Gleichstellung sieht anders aus!

Vom norwegischen Modell verspricht sich der Bundesrat mehr Gleichstellung. Was dabei vergessen geht, sind die diversen Folgen: Im neuen Modell würden massiv weniger Diensttage im Zivildienst geleistet, da sich nicht mehr alle dienstpflichtigen Männer für den Zivildienst entscheiden könnten, sondern nur noch diejenigen, welche dem Bedarf der Armee entsprechen. Der Bundesrat sieht den Zivildienst immer noch als Beschäftigungsprogramm und vergisst, dass viele Einsatzbetriebe auf ihre Zivildienstleistenden angewiesen sind. Der Zivildienst in seiner heutigen Form ist nicht die perfekte Lösung. Er ermöglicht aber vielen jungen Männern Einblicke in neue Berufsfelder und bietet den Einsatzbetrieben Arbeitskräfte, auf die sie angewiesen sind. Heute sind z.B. in der Pflege mehr Frauen als Männer tätig. Mit einer allgemeinen Dienstpflicht ist zu befürchten, dass wiederum Frauen in die neu entstandene Lücke springen würden. Eine Dienstpflicht für alle könnte die Geschlechterverhältnisse einer Gesellschaft aber auch stark verändern. Beispielsweise, wenn der Grundgedanke von Männern im Dienst, die Frau und Familie zuhause verteidigen sollen, aufgeweicht wird. Dann müssten diese Veränderungen aber mitgedacht werden und es müsste verhindert werden, dass die Auswahl der RekrutInnen durch Rollenbilder beeinflusst wird.

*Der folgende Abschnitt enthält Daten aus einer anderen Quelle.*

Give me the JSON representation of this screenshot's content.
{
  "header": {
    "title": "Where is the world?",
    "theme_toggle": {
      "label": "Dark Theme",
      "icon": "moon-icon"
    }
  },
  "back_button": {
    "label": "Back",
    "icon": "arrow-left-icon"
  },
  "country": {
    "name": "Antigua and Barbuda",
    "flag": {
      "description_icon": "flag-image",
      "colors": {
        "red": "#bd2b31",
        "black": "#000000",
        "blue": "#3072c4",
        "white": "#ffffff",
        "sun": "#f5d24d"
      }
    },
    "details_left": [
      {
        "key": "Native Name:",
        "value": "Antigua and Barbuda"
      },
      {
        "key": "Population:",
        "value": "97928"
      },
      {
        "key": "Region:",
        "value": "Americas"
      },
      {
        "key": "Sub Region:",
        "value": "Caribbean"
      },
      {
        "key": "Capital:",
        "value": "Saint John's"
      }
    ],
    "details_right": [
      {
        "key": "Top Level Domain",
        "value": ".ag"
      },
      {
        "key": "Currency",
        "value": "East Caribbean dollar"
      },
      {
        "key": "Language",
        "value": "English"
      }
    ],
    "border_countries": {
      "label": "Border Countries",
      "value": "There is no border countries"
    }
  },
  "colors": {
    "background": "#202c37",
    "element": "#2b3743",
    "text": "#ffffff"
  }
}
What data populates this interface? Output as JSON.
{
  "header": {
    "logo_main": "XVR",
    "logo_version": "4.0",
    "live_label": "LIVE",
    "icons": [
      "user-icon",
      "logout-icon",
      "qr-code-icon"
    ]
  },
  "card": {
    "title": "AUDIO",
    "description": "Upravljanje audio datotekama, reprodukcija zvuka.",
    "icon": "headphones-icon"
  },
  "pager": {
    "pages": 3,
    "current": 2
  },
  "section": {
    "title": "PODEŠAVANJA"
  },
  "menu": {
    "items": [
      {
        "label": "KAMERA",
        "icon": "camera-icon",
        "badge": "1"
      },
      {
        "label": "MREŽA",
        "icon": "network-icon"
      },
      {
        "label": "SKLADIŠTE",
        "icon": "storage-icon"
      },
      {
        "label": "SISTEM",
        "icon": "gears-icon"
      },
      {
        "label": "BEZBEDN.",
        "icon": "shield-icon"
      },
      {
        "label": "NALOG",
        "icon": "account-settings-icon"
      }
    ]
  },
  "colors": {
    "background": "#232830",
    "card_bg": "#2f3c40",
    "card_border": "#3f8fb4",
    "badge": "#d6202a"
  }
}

Ein neues Dienstpflichtsystem, wie es der Bundesrat vorschlägt, würde hingegen nicht zu mehr Gleichstellung führen. Insbesondere die Frauen würden viel stärker zur Kasse gebeten und es bestünde die Gefahr, dass vorhandene Geschlechterrollen zementiert würden. Einen Nutzen brächte das neue Modell einzig für die Arbeitgebenden und für die Arbeitnehmenden.